No Party for You.

Sure.  Tennessee.  And one dreary line in the “Culture War” that pierces the educational system.

Regarding education, the material they distributed said, “Neglect and outright ill will have distorted the teaching of the history and character of the United States. We seek to compel the teaching of students in Tennessee the truth regarding the history of our nation and the nature of its government.”

That would include, the documents say, that “the Constitution created a Republic, not a Democracy.”

The material calls for lawmakers to amend state laws governing school curriculums, and for textbook selection criteria to say that “No portrayal of minority experience in the history which actually occurred shall obscure the experience or contributions of the Founding Fathers, or the majority of citizens, including those who reached positions of leadership.”

Fayette County attorney Hal Rounds, the group’s lead spokesman during the news conference, said the group wants to address “an awful lot of made-up criticism about, for instance, the founders intruding on the Indians or having slaves or being hypocrites in one way or another.

“The thing we need to focus on about the founders is that, given the social structure of their time, they were revolutionaries who brought liberty into a world where it hadn’t existed, to everybody — not all equally instantly — and it was their progress that we need to look at,” said Rounds, whose website identifies him as a Vietnam War veteran of the Air Force and FedEx retiree who became a lawyer in 1995.

Curiously there is surely a good contingency within this group who won’t keep this “Hero Worship” sentiment up with Abraham Lincoln.  They also likely will be bristling against Woodrow Wilson — oddly making issue with some of the same racial problems that float about the Founders, but mostly just to prop up a supposed government “Eugenics” plot, and for base partisan attack in Republicans versus Democrats.  As the case shows in Texas, they seriously would want to reconstruct the figure of Thomas Jefferson, or if they can’t manage him, would settle on emphasizing more religious founders — I guess leaving the “Tree of Liberty” quote to be taken up at the Age of Majority.

It is hereabouts that we find a serious fault line for this proposal:
Sen. Mark Udall, a Colorado Democrat, thinks members of his party and Republicans should sit together — not on opposite sides of the aisle — when President Obama delivers his State of the Union message to a joint session of Congress on Jan. 25.

In a “Dear Colleague” letter reported by NPR and Politico, Udall said, “There is no rule or reason that on this night we should emphasize divided government, separated by party, instead of being seen united as a country. The choreographed standing and clapping on one side of the room — while the other side sits — is unbecoming of a serious institution.”

Customarily, Republicans sit to the right in the House of Representatives chamber — as viewed from the Speaker’s rostrum — and Democrats to the left. On the night of the State of the Union it gets crowded as senators, cabinet members, the diplomatic corps and some Supreme Court justices also squeeze in.
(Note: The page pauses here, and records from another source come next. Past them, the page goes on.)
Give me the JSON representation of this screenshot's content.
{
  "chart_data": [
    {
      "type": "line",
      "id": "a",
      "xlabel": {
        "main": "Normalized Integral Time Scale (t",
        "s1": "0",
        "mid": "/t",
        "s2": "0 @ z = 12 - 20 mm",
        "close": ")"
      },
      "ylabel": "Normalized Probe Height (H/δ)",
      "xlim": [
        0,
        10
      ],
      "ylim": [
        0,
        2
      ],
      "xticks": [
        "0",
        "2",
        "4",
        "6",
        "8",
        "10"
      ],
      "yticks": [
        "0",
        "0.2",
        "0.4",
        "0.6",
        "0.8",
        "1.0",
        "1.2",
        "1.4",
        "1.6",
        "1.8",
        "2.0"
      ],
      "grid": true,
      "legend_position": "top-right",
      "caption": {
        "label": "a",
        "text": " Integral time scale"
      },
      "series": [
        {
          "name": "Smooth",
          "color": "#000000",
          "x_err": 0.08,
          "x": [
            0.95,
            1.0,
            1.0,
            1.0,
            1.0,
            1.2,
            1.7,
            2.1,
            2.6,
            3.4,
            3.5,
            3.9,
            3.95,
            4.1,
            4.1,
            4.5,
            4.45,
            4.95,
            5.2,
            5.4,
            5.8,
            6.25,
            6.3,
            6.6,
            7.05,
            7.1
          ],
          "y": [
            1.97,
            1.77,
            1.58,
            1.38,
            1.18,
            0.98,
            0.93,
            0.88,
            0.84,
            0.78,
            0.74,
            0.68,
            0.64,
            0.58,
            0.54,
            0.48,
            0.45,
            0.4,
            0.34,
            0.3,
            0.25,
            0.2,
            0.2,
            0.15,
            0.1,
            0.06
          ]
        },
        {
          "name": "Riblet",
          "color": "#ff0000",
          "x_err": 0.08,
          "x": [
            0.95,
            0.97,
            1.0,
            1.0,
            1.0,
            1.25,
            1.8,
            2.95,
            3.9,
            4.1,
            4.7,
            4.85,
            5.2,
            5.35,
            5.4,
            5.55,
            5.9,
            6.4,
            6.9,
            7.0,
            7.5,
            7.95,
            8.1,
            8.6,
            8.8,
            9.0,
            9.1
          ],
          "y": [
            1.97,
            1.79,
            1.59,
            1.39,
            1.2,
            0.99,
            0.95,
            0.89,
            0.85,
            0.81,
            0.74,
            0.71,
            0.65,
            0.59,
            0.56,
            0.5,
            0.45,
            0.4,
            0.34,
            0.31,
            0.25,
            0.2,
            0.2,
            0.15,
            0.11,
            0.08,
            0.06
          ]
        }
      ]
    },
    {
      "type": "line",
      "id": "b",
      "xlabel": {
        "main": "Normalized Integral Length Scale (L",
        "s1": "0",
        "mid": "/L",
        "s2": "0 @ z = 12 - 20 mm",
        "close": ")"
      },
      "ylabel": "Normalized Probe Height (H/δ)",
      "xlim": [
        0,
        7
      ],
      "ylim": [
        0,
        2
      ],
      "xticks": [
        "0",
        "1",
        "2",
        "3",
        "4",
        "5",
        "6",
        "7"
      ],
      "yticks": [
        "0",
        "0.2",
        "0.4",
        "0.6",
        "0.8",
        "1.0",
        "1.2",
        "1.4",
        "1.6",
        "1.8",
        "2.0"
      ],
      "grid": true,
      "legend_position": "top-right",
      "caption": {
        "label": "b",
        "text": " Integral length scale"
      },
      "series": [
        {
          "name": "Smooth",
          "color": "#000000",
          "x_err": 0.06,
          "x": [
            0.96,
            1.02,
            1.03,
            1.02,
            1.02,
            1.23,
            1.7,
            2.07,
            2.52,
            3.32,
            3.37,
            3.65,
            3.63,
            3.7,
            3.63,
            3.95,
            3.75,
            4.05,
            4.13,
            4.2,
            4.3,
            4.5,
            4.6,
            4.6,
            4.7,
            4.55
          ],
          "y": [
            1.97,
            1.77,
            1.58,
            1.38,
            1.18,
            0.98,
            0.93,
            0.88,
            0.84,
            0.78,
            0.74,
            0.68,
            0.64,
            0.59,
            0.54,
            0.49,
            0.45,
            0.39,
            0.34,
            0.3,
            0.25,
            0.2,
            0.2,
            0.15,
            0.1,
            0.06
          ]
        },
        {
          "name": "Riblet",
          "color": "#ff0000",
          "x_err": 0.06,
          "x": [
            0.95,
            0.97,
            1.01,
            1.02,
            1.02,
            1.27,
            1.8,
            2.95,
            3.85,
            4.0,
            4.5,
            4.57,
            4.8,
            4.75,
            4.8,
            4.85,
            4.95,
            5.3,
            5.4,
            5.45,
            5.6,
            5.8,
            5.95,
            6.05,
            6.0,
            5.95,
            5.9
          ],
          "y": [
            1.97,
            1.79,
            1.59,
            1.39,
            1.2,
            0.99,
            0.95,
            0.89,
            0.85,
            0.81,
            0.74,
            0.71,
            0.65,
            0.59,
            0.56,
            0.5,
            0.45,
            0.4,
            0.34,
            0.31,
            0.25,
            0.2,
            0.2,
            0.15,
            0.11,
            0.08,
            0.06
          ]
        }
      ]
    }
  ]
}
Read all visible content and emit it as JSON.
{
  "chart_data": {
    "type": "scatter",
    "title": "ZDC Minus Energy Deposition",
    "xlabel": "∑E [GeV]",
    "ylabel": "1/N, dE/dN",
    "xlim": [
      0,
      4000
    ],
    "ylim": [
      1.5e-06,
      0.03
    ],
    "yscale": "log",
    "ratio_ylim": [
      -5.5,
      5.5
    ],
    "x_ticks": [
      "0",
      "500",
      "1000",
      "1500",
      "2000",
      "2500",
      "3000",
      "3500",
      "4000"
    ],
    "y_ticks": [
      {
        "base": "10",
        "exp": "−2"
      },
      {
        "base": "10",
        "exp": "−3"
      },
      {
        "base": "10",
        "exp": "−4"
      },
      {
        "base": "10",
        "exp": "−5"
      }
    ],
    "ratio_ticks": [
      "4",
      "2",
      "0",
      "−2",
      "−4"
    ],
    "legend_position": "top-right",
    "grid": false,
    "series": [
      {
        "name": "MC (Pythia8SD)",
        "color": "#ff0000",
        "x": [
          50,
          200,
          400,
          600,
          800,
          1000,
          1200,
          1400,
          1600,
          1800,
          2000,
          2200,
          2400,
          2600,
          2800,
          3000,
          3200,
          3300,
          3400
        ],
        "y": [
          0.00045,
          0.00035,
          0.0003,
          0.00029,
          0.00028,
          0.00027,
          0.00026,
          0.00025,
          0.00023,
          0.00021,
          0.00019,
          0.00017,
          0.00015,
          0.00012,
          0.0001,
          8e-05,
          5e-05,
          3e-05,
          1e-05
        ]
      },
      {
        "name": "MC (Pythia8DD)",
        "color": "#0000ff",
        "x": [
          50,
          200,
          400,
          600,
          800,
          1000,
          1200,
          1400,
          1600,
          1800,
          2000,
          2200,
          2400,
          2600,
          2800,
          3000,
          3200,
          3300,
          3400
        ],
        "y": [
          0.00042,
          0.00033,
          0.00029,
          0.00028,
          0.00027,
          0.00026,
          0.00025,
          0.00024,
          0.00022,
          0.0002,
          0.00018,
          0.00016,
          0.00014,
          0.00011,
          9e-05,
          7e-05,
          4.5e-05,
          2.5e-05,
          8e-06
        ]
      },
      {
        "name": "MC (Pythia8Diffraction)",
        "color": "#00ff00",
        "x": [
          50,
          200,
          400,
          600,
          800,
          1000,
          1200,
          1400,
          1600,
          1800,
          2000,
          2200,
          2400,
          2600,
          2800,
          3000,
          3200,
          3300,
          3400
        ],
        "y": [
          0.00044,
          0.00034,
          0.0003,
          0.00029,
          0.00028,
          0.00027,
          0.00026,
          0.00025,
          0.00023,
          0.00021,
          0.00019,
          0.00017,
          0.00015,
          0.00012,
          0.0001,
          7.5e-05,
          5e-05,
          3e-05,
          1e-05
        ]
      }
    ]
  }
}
I guess this would keep Representative Joseph Wilson from shouting “You Lie!”  (Code Pink had been barred as a guest of a Congress-woman during the Bush Administration for fear they would do what a Congress man did.)  But… is this a proposal to dissolve the two parties and show that the bitter arguments of governance are, at the elite level, a facade?  Or is this supposed to launch a new Era of Good Feeling, the kind of which we have not seen since the Federalists threw in the towel and co-opted the James Monroe Administration?

There wasn’t a State of the Union speech delivered until Wilson’s time — Jefferson had deigned toward obsequious displays of humbleness and this clashed with that.  But, you can imagine the partisanship that would televise through the years in rolling down the Senate division chart (and surely one exists for the House Chamber).  Funny thing here, though: note the 1855 session breakdown.  Interesting.  One Republican.  While he pretty well sat alongside the breaking-apart the party Whig and unsettled Northern contingency that was the “Opposition” party (amalgam of Whiggery, Republicanism, and American Know-Nothing), it is… you see… the case that at one point, there was a one member Republican Senate contingency.

So, congratulations.  Amos Nourse.  I understand he yelled at President Pierce “You Lie”, and was thus reprimanded, which strings together the eras of the Republican Party from its 1850s holding to its twenty-first century state.